Number twenty was how, on Sundays, he’d drive to the corner near the entrance to the highway ramp and buy a newspaper from a man named Jake, whose teeth were dark yellow and who didn’t look as if he had access to a shower. Her dad did this even though they got a different Sunday paper delivered to their house.
Number twenty-one was how he knew the man’s name was Jake.
Number one was how absolutely patient he was when he helped her with her math homework. Even when she cried. Even when she threw her pencil across the room or let her gaze leave the book or the piece of paper and wander to the ceiling. He’d said (how many times over the years? Hundreds? A thousand?), “I get it, Aves. Math is a bear.” Who said that: Math is a bear? And in the calmest voice anyone had ever heard? No one in the world but her dad.
The day after the dinner party at Gray and Evan’s, Avery called a meeting. In school, they’d been learning about South Africa: apartheid, Mandela, the Truth and Reconciliation Commission. Avery thought that the Truth and Reconciliation Commission was surely one of the most splendid organizations that had ever existed. The victims of injustice got to tell their stories, and so did the perpetrators of injustice. No matter what side a person had fought on, no matter how awful their injuries or horrific their crimes, they could speak their truths, recount their heartbreak and loss, and, if necessary, ask for forgiveness. Amnesty. Even when amnesty was refused, they’d gotten to say they were sorry in front of everyone, to put words to the shapeless, overpowering regret that must have lived inside them. Avery believed that was worth a lot.

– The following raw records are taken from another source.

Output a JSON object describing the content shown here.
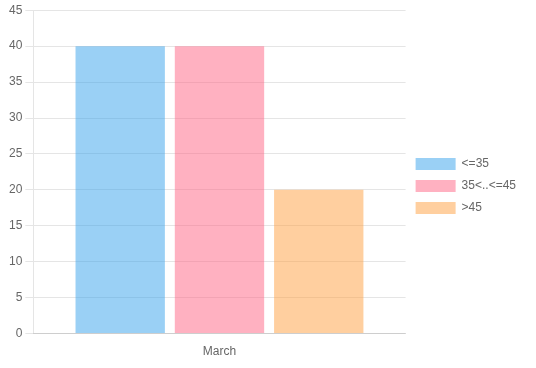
{
  "chart_data": {
    "type": "bar",
    "categories": [
      "March"
    ],
    "series": [
      {
        "name": "<=35",
        "values": [
          40
        ]
      },
      {
        "name": "35<..<=45",
        "values": [
          40
        ]
      },
      {
        "name": ">45",
        "values": [
          20
        ]
      }
    ],
    "ylim": [
      0,
      45
    ],
    "yticks": [
      0,
      5,
      10,
      15,
      20,
      25,
      30,
      35,
      40,
      45
    ],
    "grid": true,
    "legend": "right"
  }
}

While she didn’t tell her parents, in Avery’s mind the meeting she’d called was a convening of her family’s own Truth and Reconciliation Commission. She needed answers. And maybe the truth wouldn’t set them free or maybe her father wouldn’t be able to tell it and maybe, if he told it, she wouldn’t be able to grant him amnesty. But she hoped.
She’d considered having the meeting at her father’s apartment instead of at the house. If it went terribly, blew up in her face, at least it wouldn’t have happened in her house. Rooms had a way of keeping what had happened in them. But then she’d decided to have it at their house after all. It was the place the three of them had lived and been a family, where they’d eaten meals, opened gifts, done jigsaw puzzles on snowy days, and watched cooking and baking shows (which her father unaccountably loved). Their dining room table was where her father had sat, sometimes until late at night, teaching her math. What had taken place between her father and Cressida was part of all that, part of their family story, however much all of them might wish it weren’t, so that house, that table, seemed to Avery the fitting and just location for their family truths and reconciliations to unfold.
Before the meeting, Avery opened her notebook and read her list all the way through, once and then again.